The Australian, 5 June 2002
"Papua, Timor separate pasts"
To respond to Mr. Joe Collins (Letters, 24/5) it is necessary to put the issues of West Papua into perspective.
The East Timor case is different. The UN has never recognised Indonesia's sovereignty over East Timor but it recognised Indonesia's sovereignty over West Papua.
The Dutch colonial government would not have experienced force and pressure from "highly motivated lobbyists-the US, the UN, and Australia" if it had allowed a complete decolonisation of Indonesia in the first place. The Dutch should not have ignored an international legal principle, which asserts that the boundaries of nascent post-colonial countries conform to their pre-sovereign ones, supporting Indonesia's sovereignty over archipelago. According to this principle, at the time of proclamation of independence on August 17, 1945, Indonesia had automatically exercised its rights of sovereignty over the Netherlands East Indies, including West Papua (also called Dutch New Guina). For whatever reason, in principle and logic, the question of Indonesia's sovereignty over West Papua ends there. Because of the colonial power's ignorance of that international legal principle, that the decolonisation of Indonesia was not completed until its sovereignty over Papua was restored through war with the Dutch, and later through United Nations mediation.

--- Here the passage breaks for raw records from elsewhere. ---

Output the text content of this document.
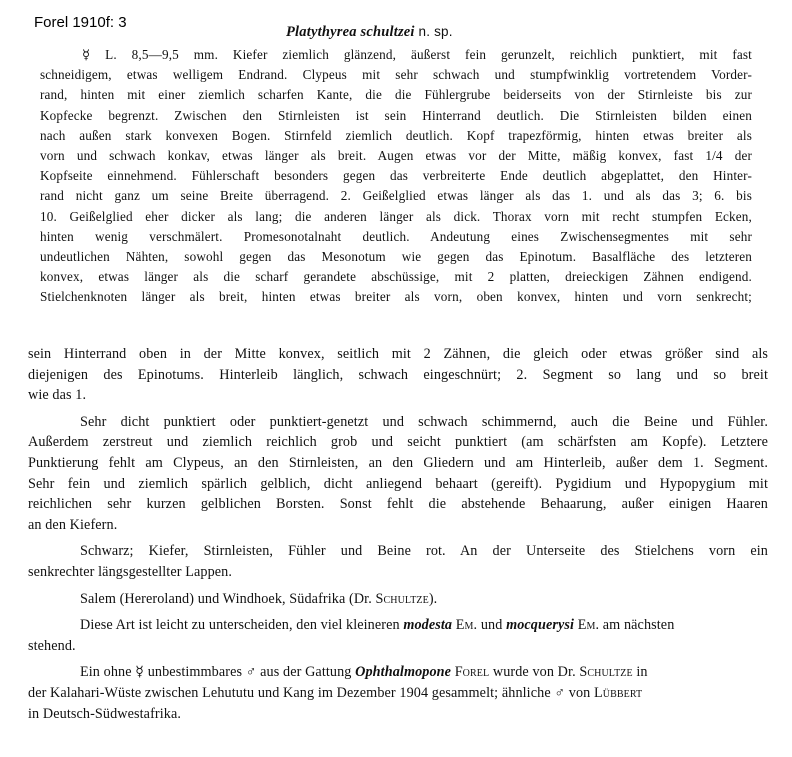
Forel 1910f: 3
Platythyrea schultzei n. sp.
☿ L. 8,5—9,5 mm. Kiefer ziemlich glänzend, äußerst fein gerunzelt, reichlich punktiert, mit fast
schneidigem, etwas welligem Endrand. Clypeus mit sehr schwach und stumpfwinklig vortretendem Vorder-
rand, hinten mit einer ziemlich scharfen Kante, die die Fühlergrube beiderseits von der Stirnleiste bis zur
Kopfecke begrenzt. Zwischen den Stirnleisten ist sein Hinterrand deutlich. Die Stirnleisten bilden einen
nach außen stark konvexen Bogen. Stirnfeld ziemlich deutlich. Kopf trapezförmig, hinten etwas breiter als
vorn und schwach konkav, etwas länger als breit. Augen etwas vor der Mitte, mäßig konvex, fast 1/4 der
Kopfseite einnehmend. Fühlerschaft besonders gegen das verbreiterte Ende deutlich abgeplattet, den Hinter-
rand nicht ganz um seine Breite überragend. 2. Geißelglied etwas länger als das 1. und als das 3; 6. bis
10. Geißelglied eher dicker als lang; die anderen länger als dick. Thorax vorn mit recht stumpfen Ecken,
hinten wenig verschmälert. Promesonotalnaht deutlich. Andeutung eines Zwischensegmentes mit sehr
undeutlichen Nähten, sowohl gegen das Mesonotum wie gegen das Epinotum. Basalfläche des letzteren
konvex, etwas länger als die scharf gerandete abschüssige, mit 2 platten, dreieckigen Zähnen endigend.
Stielchenknoten länger als breit, hinten etwas breiter als vorn, oben konvex, hinten und vorn senkrecht;
sein Hinterrand oben in der Mitte konvex, seitlich mit 2 Zähnen, die gleich oder etwas größer sind als
diejenigen des Epinotums. Hinterleib länglich, schwach eingeschnürt; 2. Segment so lang und so breit
wie das 1.
Sehr dicht punktiert oder punktiert-genetzt und schwach schimmernd, auch die Beine und Fühler.
Außerdem zerstreut und ziemlich reichlich grob und seicht punktiert (am schärfsten am Kopfe). Letztere
Punktierung fehlt am Clypeus, an den Stirnleisten, an den Gliedern und am Hinterleib, außer dem 1. Segment.
Sehr fein und ziemlich spärlich gelblich, dicht anliegend behaart (gereift). Pygidium und Hypopygium mit
reichlichen sehr kurzen gelblichen Borsten. Sonst fehlt die abstehende Behaarung, außer einigen Haaren
an den Kiefern.
Schwarz; Kiefer, Stirnleisten, Fühler und Beine rot. An der Unterseite des Stielchens vorn ein
senkrechter längsgestellter Lappen.
Salem (Hereroland) und Windhoek, Südafrika (Dr. Schultze).
Diese Art ist leicht zu unterscheiden, den viel kleineren modesta Em. und mocquerysi Em. am nächsten
stehend.
Ein ohne ☿ unbestimmbares ♂ aus der Gattung Ophthalmopone Forel wurde von Dr. Schultze in
der Kalahari-Wüste zwischen Lehututu und Kang im Dezember 1904 gesammelt; ähnliche ♂ von Lübbert
in Deutsch-Südwestafrika.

Mr Collins' claim that 1025 (the correct figure is 1026) Papuan representative councils were "under coercion" to vote for integration with Indonesia, appeared to contradict the report of the UN Secretary General which stated "Without dissent, all enlarged councils pronounced themselves in favour of the territory remaining with Indonesia". The presence of these representative councils of West New Guinea, in fact, was recognised by 1962 the New York Agreement.